トップランナー

caltec2005-07-21



NHK教育「トップランナー」を見る。今回のゲストは小説家、福井晴敏
亡国のイージス』『終戦のローレライ』などの話題作の作者だ。
僕は彼の作品を読んだことはないのだが、今日の放送は興味深く見た。たまたま警備員として働いていた頃に同僚に彼が暇つぶしに書いた作品を見せ、それが受けたことで小説を書くようになった、という。

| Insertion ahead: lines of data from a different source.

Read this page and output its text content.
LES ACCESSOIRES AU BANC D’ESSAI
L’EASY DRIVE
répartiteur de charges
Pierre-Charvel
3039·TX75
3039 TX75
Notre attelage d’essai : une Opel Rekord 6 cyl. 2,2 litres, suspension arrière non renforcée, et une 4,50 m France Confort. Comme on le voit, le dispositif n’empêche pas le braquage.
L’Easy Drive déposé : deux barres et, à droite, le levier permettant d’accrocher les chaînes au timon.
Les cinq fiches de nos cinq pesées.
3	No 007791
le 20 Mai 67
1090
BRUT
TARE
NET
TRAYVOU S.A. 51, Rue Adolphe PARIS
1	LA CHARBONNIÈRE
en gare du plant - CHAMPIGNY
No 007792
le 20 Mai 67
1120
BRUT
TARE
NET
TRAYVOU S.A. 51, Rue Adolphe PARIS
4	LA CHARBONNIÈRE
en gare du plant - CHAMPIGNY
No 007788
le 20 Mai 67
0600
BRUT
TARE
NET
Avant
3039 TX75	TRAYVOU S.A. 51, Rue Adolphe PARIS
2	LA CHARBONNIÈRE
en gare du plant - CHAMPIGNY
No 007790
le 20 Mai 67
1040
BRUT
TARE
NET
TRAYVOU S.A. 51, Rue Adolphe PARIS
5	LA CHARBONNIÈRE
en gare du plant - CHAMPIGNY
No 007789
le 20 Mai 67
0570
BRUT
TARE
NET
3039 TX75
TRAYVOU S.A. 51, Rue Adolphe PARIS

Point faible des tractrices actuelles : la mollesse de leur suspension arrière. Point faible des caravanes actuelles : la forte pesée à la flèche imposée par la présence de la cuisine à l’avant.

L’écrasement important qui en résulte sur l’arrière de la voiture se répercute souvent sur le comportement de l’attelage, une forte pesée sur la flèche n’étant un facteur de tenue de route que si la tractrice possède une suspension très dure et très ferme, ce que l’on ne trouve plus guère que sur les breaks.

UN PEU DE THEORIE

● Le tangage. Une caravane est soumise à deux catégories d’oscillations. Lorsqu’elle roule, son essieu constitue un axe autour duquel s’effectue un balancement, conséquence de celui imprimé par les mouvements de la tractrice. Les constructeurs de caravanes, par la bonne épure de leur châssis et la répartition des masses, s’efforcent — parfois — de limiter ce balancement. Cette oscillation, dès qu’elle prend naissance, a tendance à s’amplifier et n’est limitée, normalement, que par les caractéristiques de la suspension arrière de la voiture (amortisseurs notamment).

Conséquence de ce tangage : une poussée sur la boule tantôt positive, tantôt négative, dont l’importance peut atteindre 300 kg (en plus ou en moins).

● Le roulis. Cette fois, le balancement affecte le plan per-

もともとが文学青年ではなく、映画青年だったということも関係しているのだろうが、彼の書く作品は状況描写に優れ、エンターテイメント性が高いという。それはおそらく作品の世界観を映像としてまず思い描き言葉にしているからだろうか???


番組中で一番興味を引いたのが、彼がもはや作家だけの活動をしていない点だ。最新作では、何と映画会社相手に企画を立て、映像(映画)と小説を同時進行させていたという。それは、彼が描き出したいある世界観を実現する最適な方法(媒体)を求めてきた結果なのだろうと思う。そして、それは彼が映画青年だったことに大きく起因していると僕は思う。彼は、小説の持つ言葉の力をひたすらに信じて書き続ける作家ではなく、自分の描き出したい世界を実現することを目的とする表現者なのだ。


そしてそんな彼が行おうとしていることは、小説界と映画界の融合なのだろう。番組の中で彼は次のようなことを語っていた。

・・・・
今は文字離れなどもあり、小説が売れる時代ではない。作家先生の作品を待っているような昔の体質が通用するような時代ではなくなっている。反対に映画界は、映画化する企画を待っているところがあり、自ら企画を立てアクションを起こしていく体質ではない。彼が行おうとしていることは、その両者を近づけるような仕事なのかもしれない。


そこから浮かび上がってくるのは、もはや作家ではなく、一プロデューサー、一実業家の姿である。警備会社に勤めていたときに同僚を楽しませようとした彼の試みは、今や日本国中の人を楽しませようという試みに変わっているのかもしれない。